To the Editor —

In their recent Letter in Nature Climate Change, Howe et al1. draw attention to the scientific and policy importance of local-scale data on public perceptions about climate change. Climate perceptions exhibit place-to-place variation2, but local-scale social data often do not exist. To better resolve local variations, Howe and co-authors present results from downscaling methods applied to national surveys to characterize perceptions in US states, 435 congressional districts and 3,143 counties. Their validation exercise compares downscaled results with direct estimates from surveys asking a related climate change question.

Here we undertake a broader validation exercise using independent survey data from 30 US counties. Howe et al. caution that their method understates place-to-place variation, and our results reinforce this, but we also find evidence that their estimates are unbiased and moderately correlated with direct measurements even at smaller scales.

A general question about climate change beliefs (Supplementary Information) was asked as part of surveys by the Community and Environment in Rural America (CERA) and Communities and Forests in Oregon (CAFOR) projects that targeted selected and often non-metropolitan counties3,4,5. Figure 1 illustrates belief in anthropogenic climate change as estimated by Howe et al. against direct measures from 30 counties where CERA/CAFOR completed at least 100 interviews. The +0.46 correlation (p < 0.05) seems encouraging given the expected imprecision of the Howe et al. method for small geographies, compounded by sampling variation in CERA/CAFOR. For 17 of these counties the estimates fall within CERA/CAFOR confidence intervals.
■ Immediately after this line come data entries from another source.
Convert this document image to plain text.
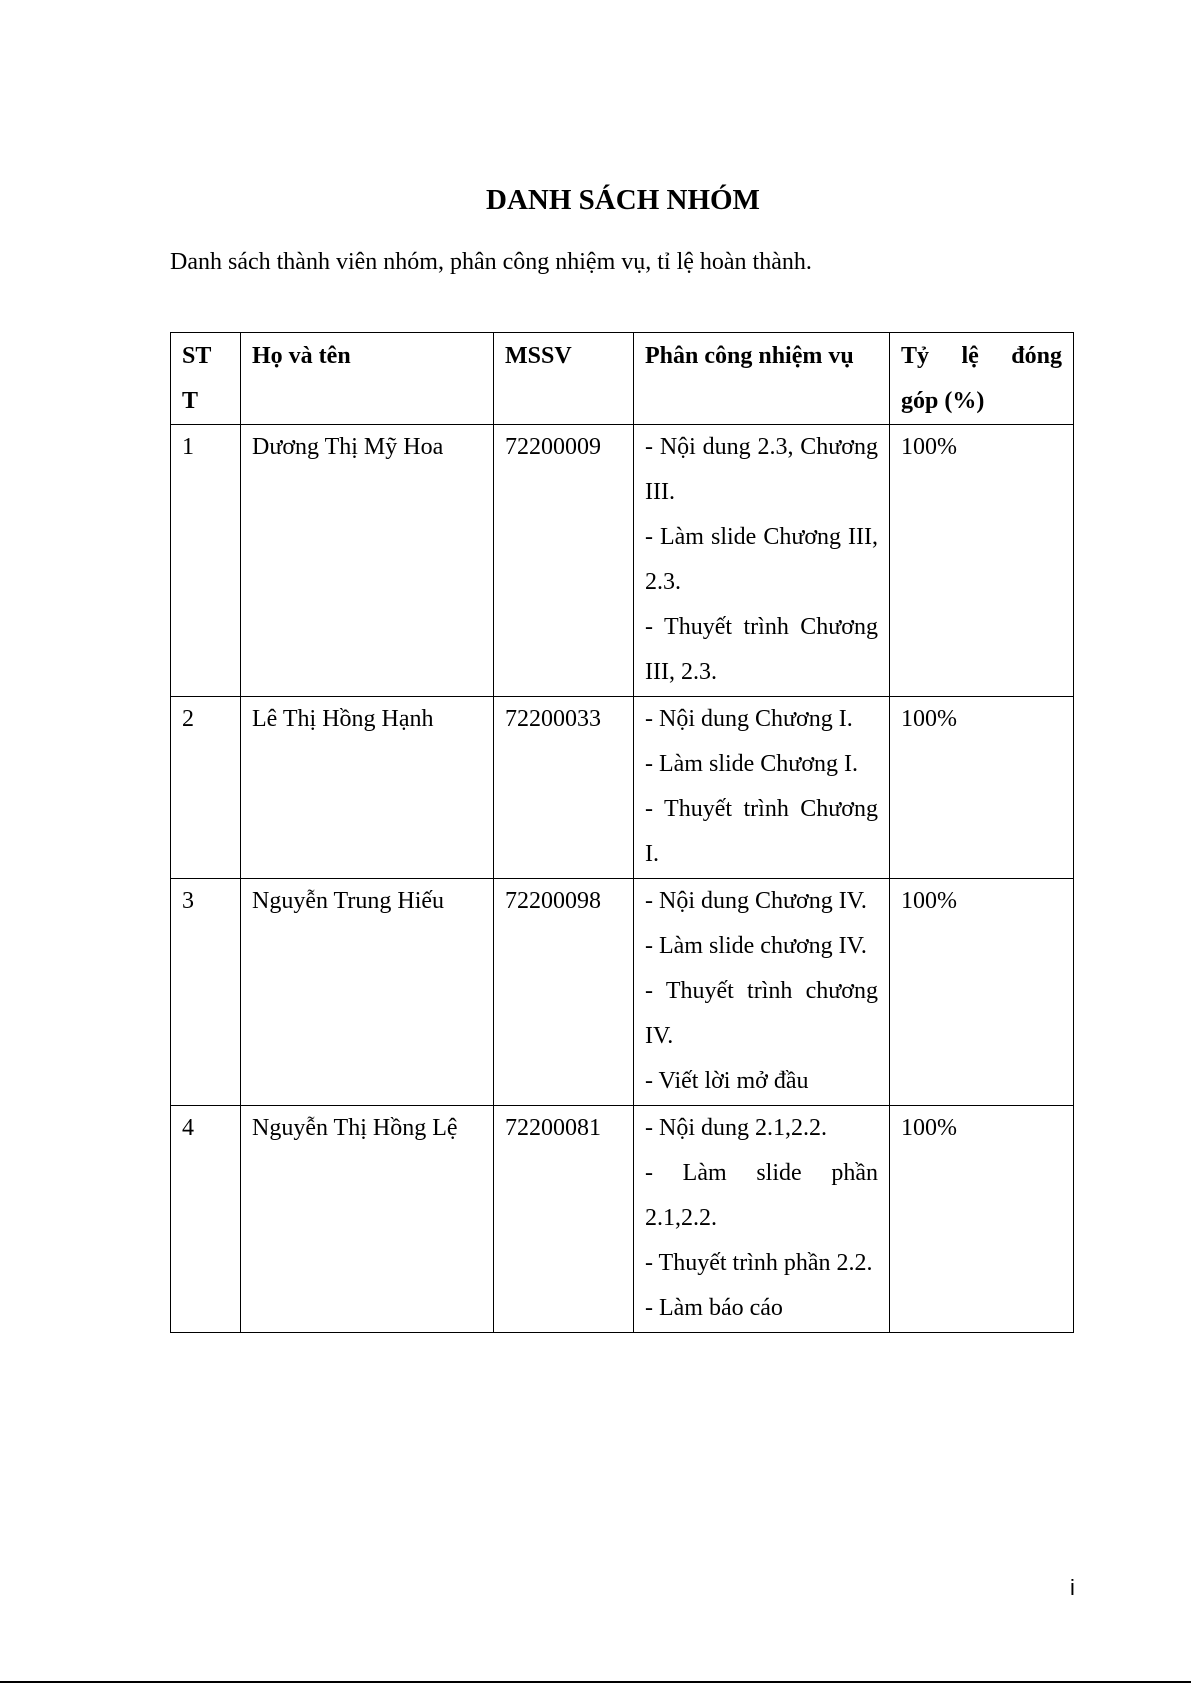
DANH SÁCH NHÓM

Danh sách thành viên nhóm, phân công nhiệm vụ, tỉ lệ hoàn thành.

ST
T	Họ và tên	MSSV	Phân công nhiệm vụ	Tỷ lệ đóng
góp (%)

1	Dương Thị Mỹ Hoa	72200009	- Nội dung 2.3, Chương III.
- Làm slide Chương III, 2.3.
- Thuyết trình Chương III, 2.3.	100%
2	Lê Thị Hồng Hạnh	72200033	- Nội dung Chương I.
- Làm slide Chương I.
- Thuyết trình Chương I.	100%
3	Nguyễn Trung Hiếu	72200098	- Nội dung Chương IV.
- Làm slide chương IV.
- Thuyết trình chương IV.
- Viết lời mở đầu	100%
4	Nguyễn Thị Hồng Lệ	72200081	- Nội dung 2.1,2.2.
- Làm slide phần 2.1,2.2.
- Thuyết trình phần 2.2.
- Làm báo cáo	100%

i
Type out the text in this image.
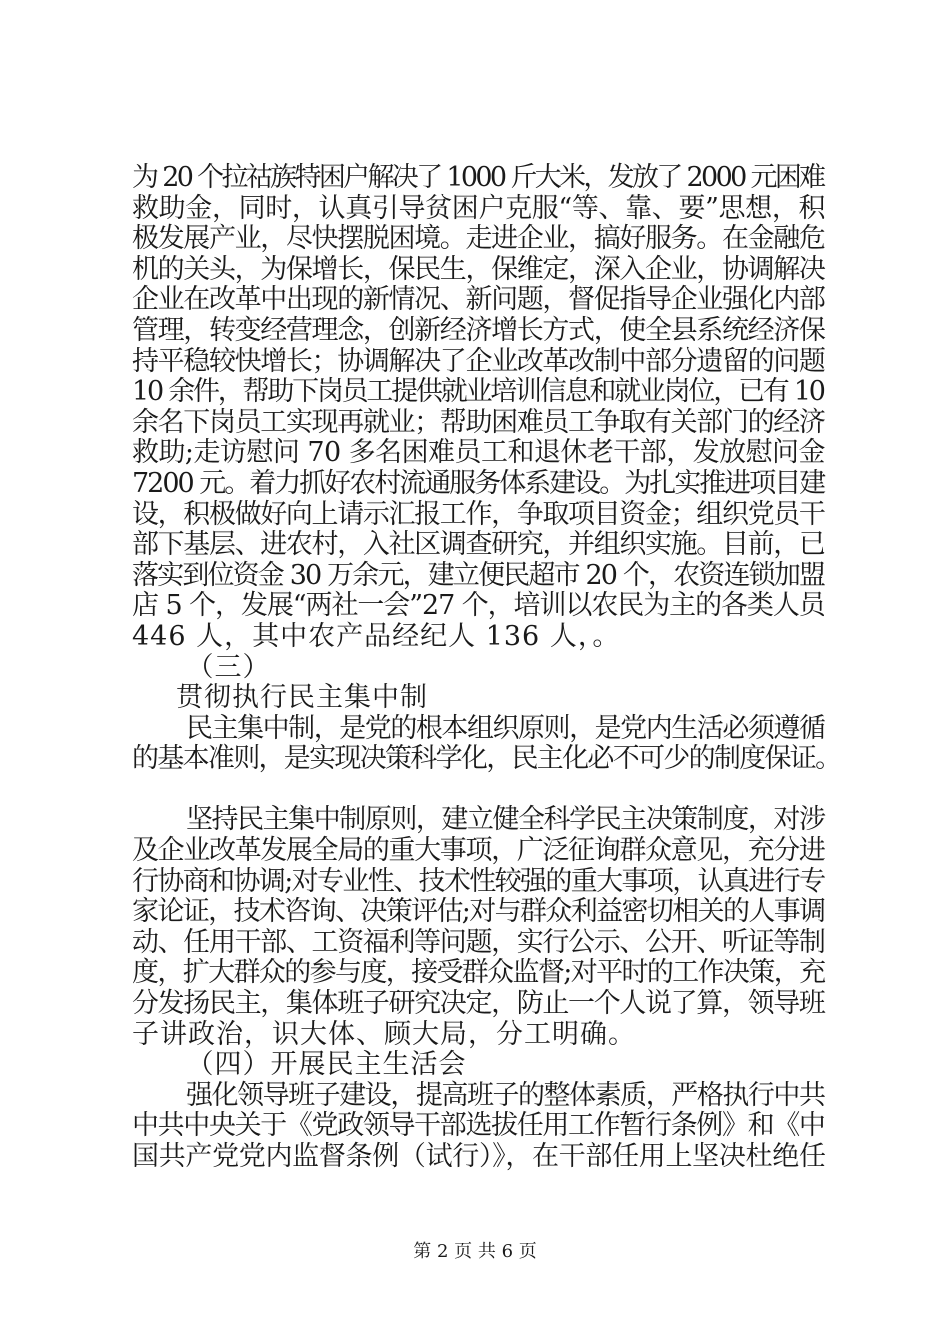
第 2 页 共 6 页
为 20 个拉祜族特困户解决了 1000 斤大米，发放了 2000 元困难
救助金，同时，认真引导贫困户克服“等、靠、要”思想，积
极发展产业，尽快摆脱困境。走进企业，搞好服务。在金融危
机的关头，为保增长，保民生，保维定，深入企业，协调解决
企业在改革中出现的新情况、新问题，督促指导企业强化内部
管理，转变经营理念，创新经济增长方式，使全县系统经济保
持平稳较快增长；协调解决了企业改革改制中部分遗留的问题
10 余件，帮助下岗员工提供就业培训信息和就业岗位，已有 10
余名下岗员工实现再就业；帮助困难员工争取有关部门的经济
救助;走访慰问 70 多名困难员工和退休老干部，发放慰问金
7200 元。着力抓好农村流通服务体系建设。为扎实推进项目建
设，积极做好向上请示汇报工作，争取项目资金；组织党员干
部下基层、进农村，入社区调查研究，并组织实施。目前，已
落实到位资金 30 万余元，建立便民超市 20 个，农资连锁加盟
店 5 个，发展“两社一会”27 个，培训以农民为主的各类人员
446 人，其中农产品经纪人 136 人，。
　（三）
贯彻执行民主集中制
民主集中制，是党的根本组织原则，是党内生活必须遵循
的基本准则，是实现决策科学化，民主化必不可少的制度保证。
坚持民主集中制原则，建立健全科学民主决策制度，对涉
及企业改革发展全局的重大事项，广泛征询群众意见，充分进
行协商和协调;对专业性、技术性较强的重大事项，认真进行专
家论证，技术咨询、决策评估;对与群众利益密切相关的人事调
动、任用干部、工资福利等问题，实行公示、公开、听证等制
度，扩大群众的参与度，接受群众监督;对平时的工作决策，充
分发扬民主，集体班子研究决定，防止一个人说了算，领导班
子讲政治，识大体、顾大局，分工明确。
　（四）开展民主生活会
强化领导班子建设，提高班子的整体素质，严格执行中共
中共中央关于《党政领导干部选拔任用工作暂行条例》和《中
国共产党党内监督条例（试行）》，在干部任用上坚决杜绝任
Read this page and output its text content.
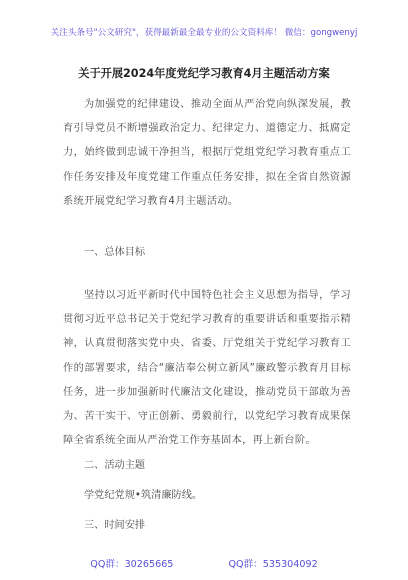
关注头条号"公文研究"，获得最新最全最专业的公文资料库！ 微信：gongwenyj
关于开展2024年度党纪学习教育4月主题活动方案
为加强党的纪律建设、推动全面从严治党向纵深发展，教育引导党员不断增强政治定力、纪律定力、道德定力、抵腐定力，始终做到忠诚干净担当，根据厅党组党纪学习教育重点工作任务安排及年度党建工作重点任务安排，拟在全省自然资源系统开展党纪学习教育4月主题活动。
一、总体目标
坚持以习近平新时代中国特色社会主义思想为指导，学习贯彻习近平总书记关于党纪学习教育的重要讲话和重要指示精神，认真贯彻落实党中央、省委、厅党组关于党纪学习教育工作的部署要求，结合“廉洁奉公树立新风”廉政警示教育月目标任务，进一步加强新时代廉洁文化建设，推动党员干部敢为善为、苦干实干、守正创新、勇毅前行，以党纪学习教育成果保障全省系统全面从严治党工作夯基固本，再上新台阶。
二、活动主题
学党纪党规•筑清廉防线。
三、时间安排
QQ群：30265665	QQ群：535304092
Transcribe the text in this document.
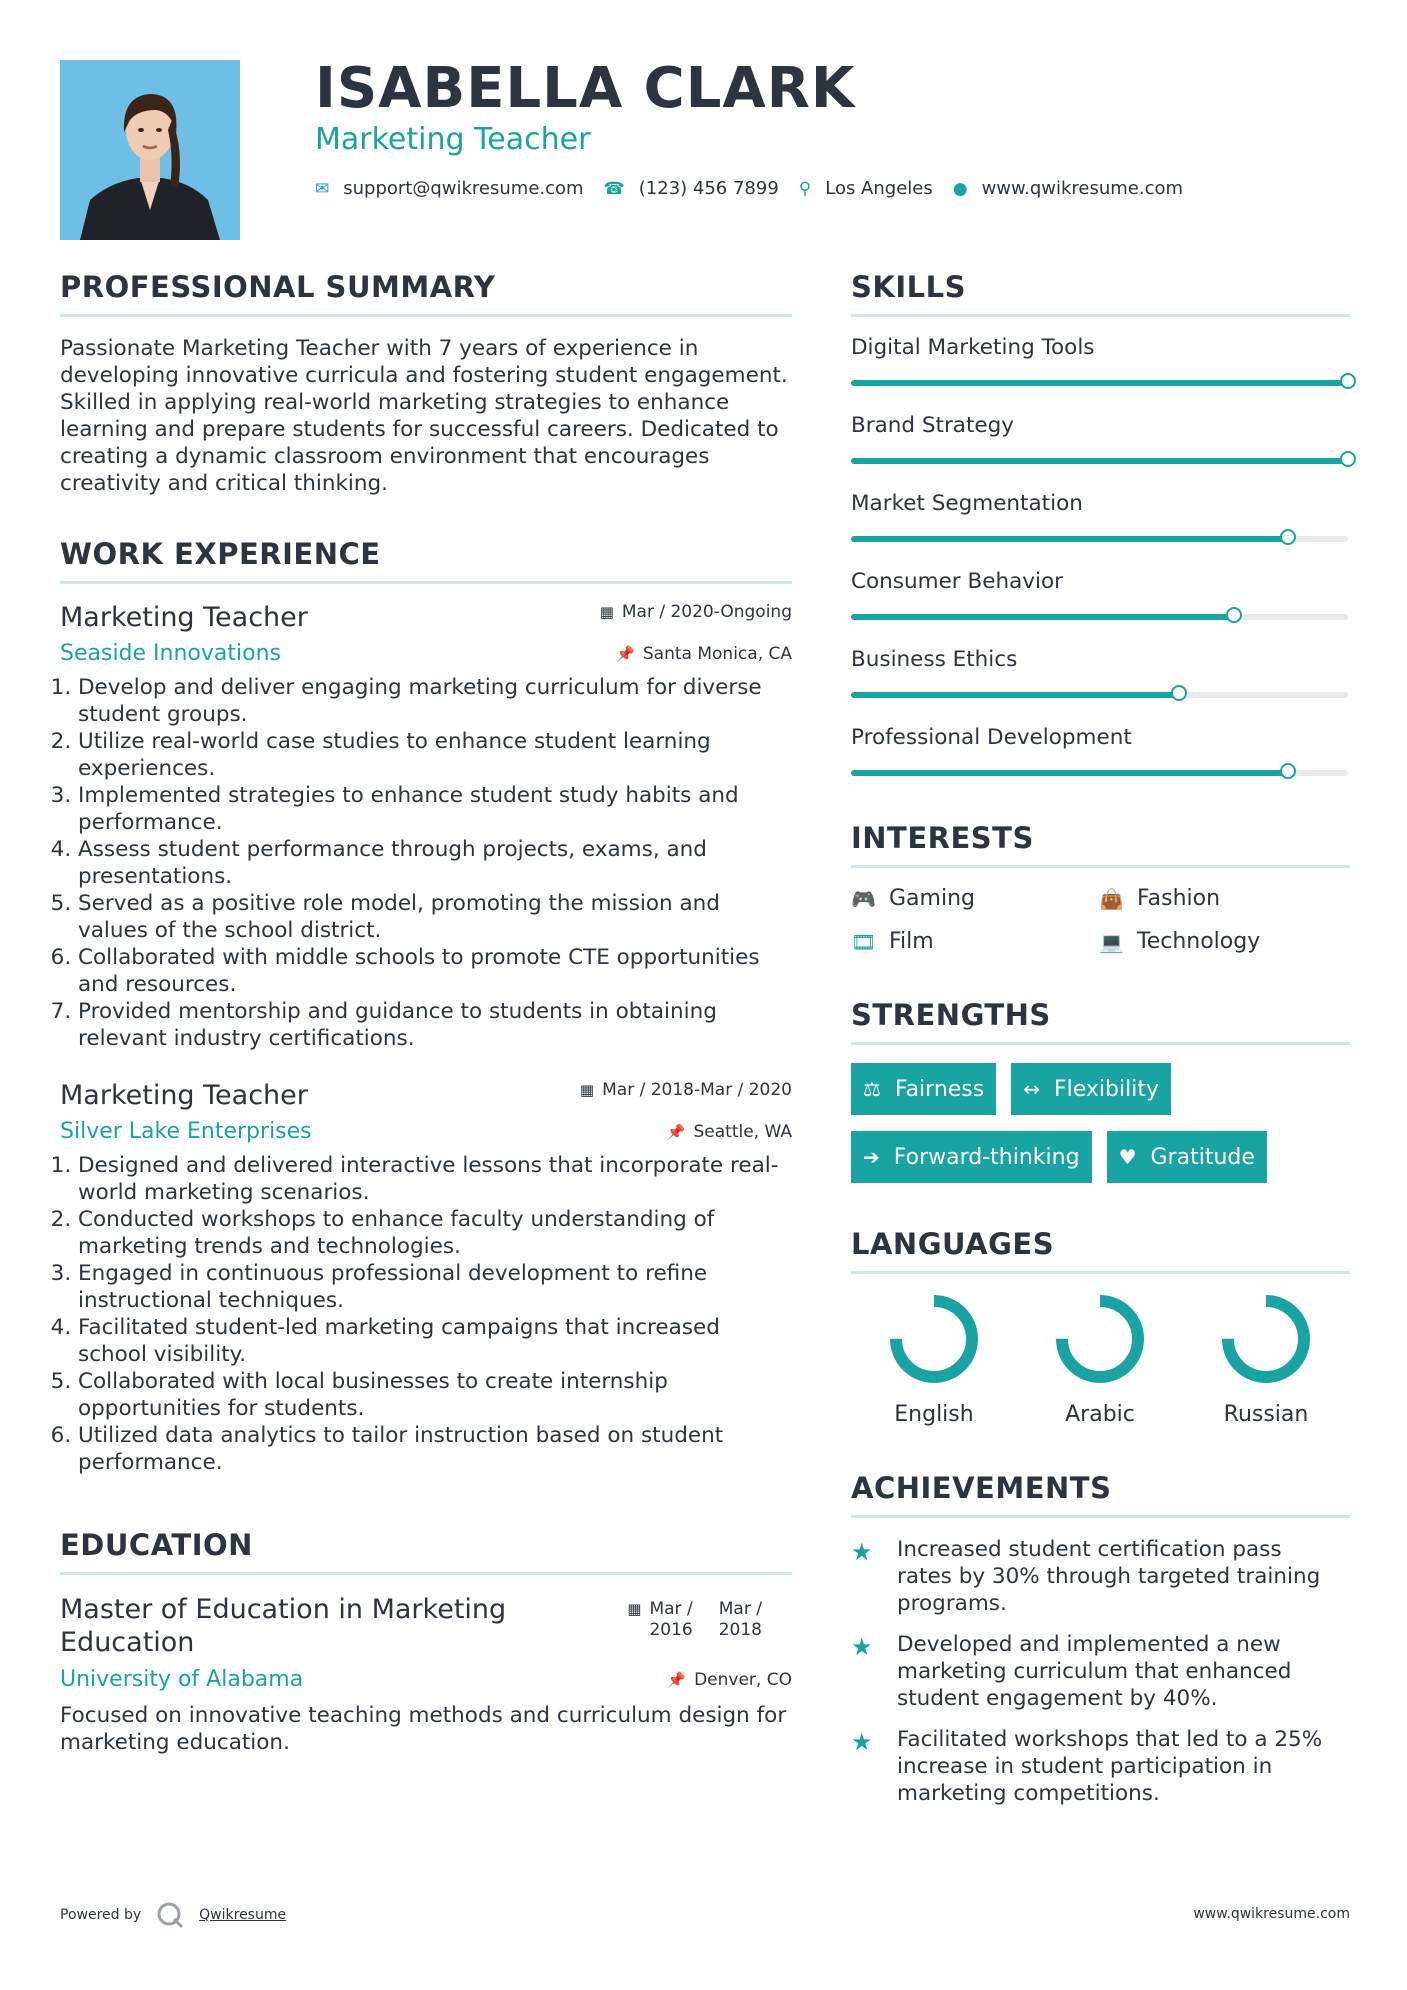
ISABELLA CLARK
Marketing Teacher
✉ support@qwikresume.com ☎ (123) 456 7899 ⚲ Los Angeles ● www.qwikresume.com
PROFESSIONAL SUMMARY

Passionate Marketing Teacher with 7 years of experience in developing innovative curricula and fostering student engagement. Skilled in applying real-world marketing strategies to enhance learning and prepare students for successful careers. Dedicated to creating a dynamic classroom environment that encourages creativity and critical thinking.

WORK EXPERIENCE
Marketing Teacher	▦ Mar / 2020-Ongoing
Seaside Innovations	📌 Santa Monica, CA
1. Develop and deliver engaging marketing curriculum for diverse student groups.
2. Utilize real-world case studies to enhance student learning experiences.
3. Implemented strategies to enhance student study habits and performance.
4. Assess student performance through projects, exams, and presentations.
5. Served as a positive role model, promoting the mission and values of the school district.
6. Collaborated with middle schools to promote CTE opportunities and resources.
7. Provided mentorship and guidance to students in obtaining relevant industry certifications.
Marketing Teacher	▦ Mar / 2018-Mar / 2020
Silver Lake Enterprises	📌 Seattle, WA
1. Designed and delivered interactive lessons that incorporate real-world marketing scenarios.
2. Conducted workshops to enhance faculty understanding of marketing trends and technologies.
3. Engaged in continuous professional development to refine instructional techniques.
4. Facilitated student-led marketing campaigns that increased school visibility.
5. Collaborated with local businesses to create internship opportunities for students.
6. Utilized data analytics to tailor instruction based on student performance.
EDUCATION
Master of Education in Marketing Education
▦ Mar /
2016
Mar /
2018
University of Alabama	📌 Denver, CO
Focused on innovative teaching methods and curriculum design for marketing education.
SKILLS
Digital Marketing Tools
Brand Strategy
Market Segmentation
Consumer Behavior
Business Ethics
Professional Development
INTERESTS
🎮 Gaming	👜 Fashion
🎞 Film	💻 Technology
STRENGTHS
⚖ Fairness ↔ Flexibility
➔ Forward-thinking ♥ Gratitude
LANGUAGES
English	Arabic	Russian
ACHIEVEMENTS
★	Increased student certification pass rates by 30% through targeted training programs.
★	Developed and implemented a new marketing curriculum that enhanced student engagement by 40%.
★	Facilitated workshops that led to a 25% increase in student participation in marketing competitions.
Powered by	Qwikresume	www.qwikresume.com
Figure 1: Public acceptance of anthropogenic climate change in 30 US counties.
figure 1

Multilevel regression with poststratification (MRP) estimates are shown versus CERA/CAFOR survey results. Question wording and national comparisons are given in the Supplementary Information.

Across the 30 counties we analysed, percentages from CERA/CAFOR surveys and Howe et al. have similar unweighted means — 47 and 46 respectively. This is in accordance with nationwide comparisons (Supplementary Information) and supports the view that the county-level estimates of Howe et al. are unbiased. But Fig. 1 highlights a systematic difference. CERA/CAFOR percentages exhibit greater range (30 versus 17) and much greater variance (63 versus 12). A Monte Carlo experiment suggests that sampling error plausibly makes the observed variance of CERA/CAFOR values about 14% higher compared with the (unknown) variance of population belief in anthropogenic climate change in these counties. This implies that Howe et al. estimates exhibit about 78% less variance than the true population belief.

As Howe et al. note, substantial reductions from the true variance are expected from regression–prediction methods, particularly in small samples. Moreover, because the variance found by Howe et al. depends partly on prediction by location-level demographics or geographical effects, correlations between estimated climate perceptions and other demography/geography-related place characteristics could be artificially inflated.

Keeping these caveats in mind, although variance attenuation and regression-based estimation complicate modelling with fine-scale data, the apparent lack of bias and moderate correlation with directly observed percentages encourages further analysis.